Strangely the book from which Marnie was adapted contains a psychiatrist in a major role. Maybe Hitchcock did away with this character because he wanted fewer similarities to Spellbound. One of my biggest pet peeves about Hitchcock are the frequent rear projection (process screen) effects that he used in many of his films (I call them Hitchcock's bane.) Their artificiality is distracting and really takes one out of the film. This rear projection rears its ugly head abundantly in Marnie, such as during the lengthy car scene, where I am supposed to be paying attention to Mark and Marnie's discussion. Instead my eyes wonder to the fake background projections, making me realize that they are actually sitting in a studio somewhere. Along the same lines is the giant matte painting that was used as a backdrop in the Baltimore neighborhood. Again it becomes disturbingly clear that the actors are on a set. They did not need to shoot specifically in Baltimore to make this shot look real, but instead Hitchcock opted for the technical fakery. Sometimes studio shots are necessary in order to meet budgetary demands, but Hitchcock surely had plenty of money to shoot Marnie after the tremendous success of his last three films. (During the documentary it is implied that they could have easily shot these scenes in outdoor settings, but Hitchcock preferred to work in the controlled setting of the studio.)

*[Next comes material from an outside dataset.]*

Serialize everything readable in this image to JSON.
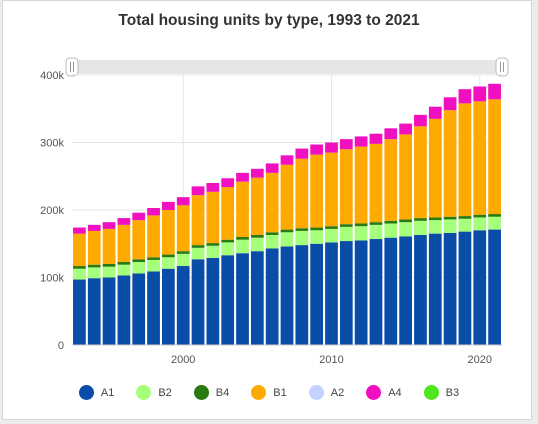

Marnie is a difficult and psychologically complex role, and while Tippi Hedren was a decent actress, this role was beyond her ability. This role demanded not only someone beautiful but also possessing much depth and subtly. Originally Hitch wanted Grace Kelly in the role (not that she would have been any better), but the documentary informs us that she backed out due to problems in Monaco. Hitch then made The Birds, and was impressed enough by Hedren in that picture to offer her the part of Marnie. Hedren's manner of delivery is sometimes stilted and unnatural. Her performance is better when she is not talking. I think part of the problem might lie with the screenplay, as some of the dialogue is a little too polished for someone like the Marnie character. Connery, on the other hand, is the perfect fit for the role of a confident, suave gentleman like Mark. Never mind the fact that he is supposed to be from Philadelphia. I am not sure what a Philly accent sounds like, but it does not sound like that. It is particularly funny when his character accuses Marnie of not having the proper accent.